Adanya ketimpangan “power” antara laki-laki dan perempuan bisa menjadi pemicu kekerasan dalam rumah tangga. Hal ini tidak terlepas dari stereotip antara laki- laki dan perempuan yang beredar di tengah masyarakat bahwa laki-laki lebih kuat dibanding perempuan. Selain adanya gender power imbalance, ada beberapa faktor yang seringkali menjadi pemicu bahwa perempuan sebagai korban kekerasan. Diantaranya sebagai berikut :
Berpenghasilan rendah dari pasangan: Perempuan dengan pendapatan rendah dibandingkan dengan laki- laki berisiko 3,5 kali lebih besar mengalami kekerasan.

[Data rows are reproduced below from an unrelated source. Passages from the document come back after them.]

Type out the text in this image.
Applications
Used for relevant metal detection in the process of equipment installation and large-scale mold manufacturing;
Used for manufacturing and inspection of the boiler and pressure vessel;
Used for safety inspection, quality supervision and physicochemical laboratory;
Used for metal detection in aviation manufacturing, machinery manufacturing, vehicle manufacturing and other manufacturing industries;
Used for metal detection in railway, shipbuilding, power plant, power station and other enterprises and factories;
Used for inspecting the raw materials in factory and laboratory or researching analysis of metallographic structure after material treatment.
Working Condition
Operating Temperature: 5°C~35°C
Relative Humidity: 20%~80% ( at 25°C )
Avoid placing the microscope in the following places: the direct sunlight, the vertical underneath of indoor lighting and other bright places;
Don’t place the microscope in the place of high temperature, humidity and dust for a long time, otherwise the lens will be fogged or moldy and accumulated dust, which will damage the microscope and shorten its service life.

Sedang hamil: Hampir satu dari tiga perempuan menerima perlakuan kekerasan saat sedang hamil karena mereka dianggap sebagai wanita yang hidupnya hanya untuk beranak pinak.
Rentang usia: memiliki umur yang lebih muda dari pasangan cenderung menjadi sasaran kekerasan secara individual. Perempuan yang berusia sekitar 20 hingga 30 tahun ditemukan lebih sering menjadi korban kekerasan.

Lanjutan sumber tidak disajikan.